Nous nous efforçons de maintenir l'équilibre entre le droit d'un individu à la vie privée et notre obligation de couvrir l'histoire dans l'intérêt public de mettre en lumière des problèmes difficiles , affirme Getty Images dans un communiqué.

L’agence note par ailleurs que l'image n'est disponible qu'à des fins éditoriales, ce qui signifie qu'elle ne peut être utilisée que par des organes de presse couvrant des histoires d'intérêt public générales.

L'agence Anadolu, un média géré par l’État turc, n'a pas répondu aux demandes de commentaires.

Une personne est de dos et regarde des marches sur lequel plusieurs objets sont disposés.

Sur le terrain, les journalistes et photographes qui couvrent des événements sensibles ont des considérations éthiques.

Photo : ben nelms/cbc / Ben Nelms

Des questions éthiques

Il est de pratique courante pour les organes de presse, y compris Radio-Canada, d’obtenir des images auprès d'agences, notamment Getty Images.

Sur le terrain, les journalistes et les photographes qui couvrent des événements sensibles doivent considérer certains éléments éthiques.

Odette Auger, une journaliste indépendante et membre de la Première Nation Sagamok Anishnawbek, s’assure d'obtenir l'approbation des personnes qu'elle photographie, en particulier lorsqu'elles assistent à un recueillement ou à un événement sensible sur le plan culturel.

Mon approche est de donner de l’espace et de faire très attention, dit-elle. Il semble injuste de simplement tirer profit d’un tel moment, ou de penser que, puisqu’il se déroule en public, on a tous les droits.

Après avoir témoigné de leur expérience au pensionnat pour autochtone de Kamloops, Evelyn Camille (à gauche) et Leona Thomas (à droite), deux survivantes, s'enlacent.

Certains journalistes s'assurent d'obtenir l'autorisation des personnes photographiées lors d'événements sensibles, mais cela n'est pas requis par la loi.

Photo : La Presse canadienne / Darryl Dyck

La photojournaliste Amber Bracken, reconnue par l'Association canadienne des journalistes pour sa couverture des événements survenus en 2020 sur le territoire wet'suwet'en, prend en considération le pouvoir que détient le sujet.

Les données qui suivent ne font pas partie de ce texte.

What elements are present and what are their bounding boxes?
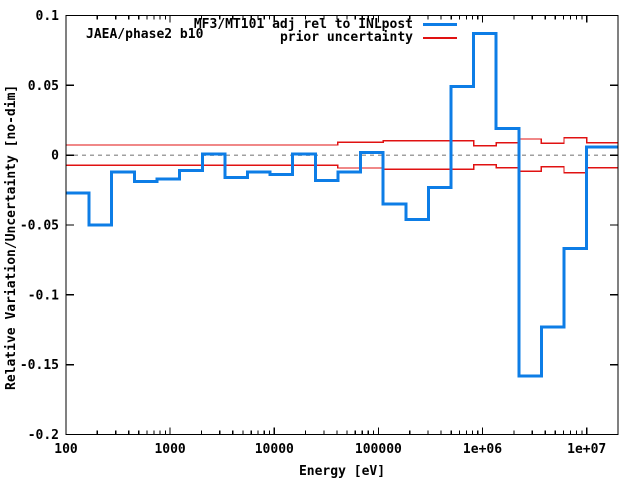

Par exemple, nous avons besoin du droit d’observer ce que font les politiciens en public parce qu'ils détiennent le pouvoir, mais ce n'est pas toujours la même chose pour les citoyens ordinaires, croit-elle.

Les journalistes ont des droits, rappelle-t-elle. Or, ce n'est pas dans l'intérêt de la profession d’utiliser ces droits pour intimider quelqu'un ou de ne pas avoir considération pour les personnes touchées, conclut-elle.